"Síganme, que no los
voy a defraudar" empieza a gritar, o más bien a susurrar, el inefable M.
Night Shyamalan desde el comienzo de este, su tercer largometraje (el
primero fue el hiperexitoso Sexto sentido). Desde antes del comienzo,
incluso, ya que los títulos vienen muy sugestivamente envueltos en una
música de indiscutible cuño hitchcockeano (tan parecida a la que compuso
Bernard Herrmann para Vértigo que a uno se le revuelven las tripas).

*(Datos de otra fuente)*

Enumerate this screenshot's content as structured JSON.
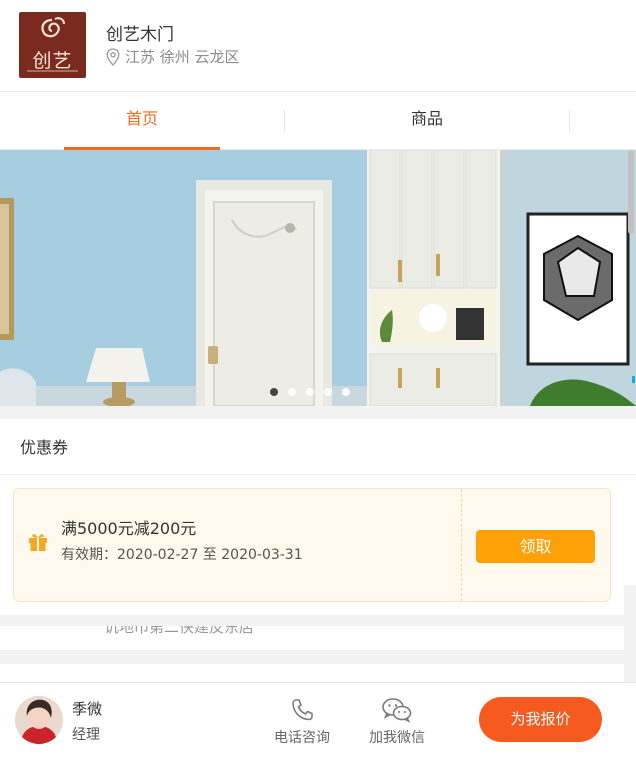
{
  "shop": {
    "name": "创艺木门",
    "location": "江苏 徐州 云龙区",
    "logo_text": "创艺"
  },
  "tabs": [
    {
      "label": "首页",
      "active": true
    },
    {
      "label": "商品",
      "active": false
    }
  ],
  "banner": {
    "slide_count": 5,
    "active_slide": 1
  },
  "coupon_section": {
    "title": "优惠券",
    "coupon": {
      "amount_text": "满5000元减200元",
      "validity": "有效期：2020-02-27 至 2020-03-31",
      "claim_label": "领取"
    }
  },
  "obscured_text": "讥地巾第二快建反东店",
  "agent": {
    "name": "季微",
    "role": "经理"
  },
  "actions": {
    "phone_label": "电话咨询",
    "wechat_label": "加我微信",
    "quote_label": "为我报价"
  },
  "colors": {
    "accent": "#f26b1d",
    "claim": "#fea008",
    "quote": "#f65a1f",
    "logo_bg": "#7a2a1e"
  }
}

Y uno lo sigue. Así conoce a
Graham Hess (Mel Gibson), ese ex cura de provincias, más precisamente de
Pennsilvania, que tuvo la desgracia de perder a su esposa en un trágico
accidente seis meses atrás. El accidente le quitó la fe, ya que colgó los
hábitos desde entonces, y hasta de vez en cuando despotrica contra ese Dios
inexplicable, inconcebible, que le arrancó a su amada. Claro que no le ha
ido del todo mal en la vida. Tiene una "granja" que te la voglio;
cientos –y acaso miles– de hectáreas en las que crecen plantas de maíz como
de dos metros (sic). Nunca se dice de dónde salió tamaña finca (¿habrá
entregado Hess su "declaración jurada"?). La cuestión es que el tipo se las
arregla de lo más bien como padre y madre de sus dos pequeños, niño y niña,
con la sola –que no es poca– ayuda de su hermano menor, el tío
Merrill (Joaquin Phoenix). Exceptuando las señales del título todo viene tan
dulce y tan armónico que uno siente, ya por enésima vez, cómo lo adentran en
una postal cabal, redonda, edulcorada del american way of life. O
quizá más exactamente: cómo le adentran a uno esa postal.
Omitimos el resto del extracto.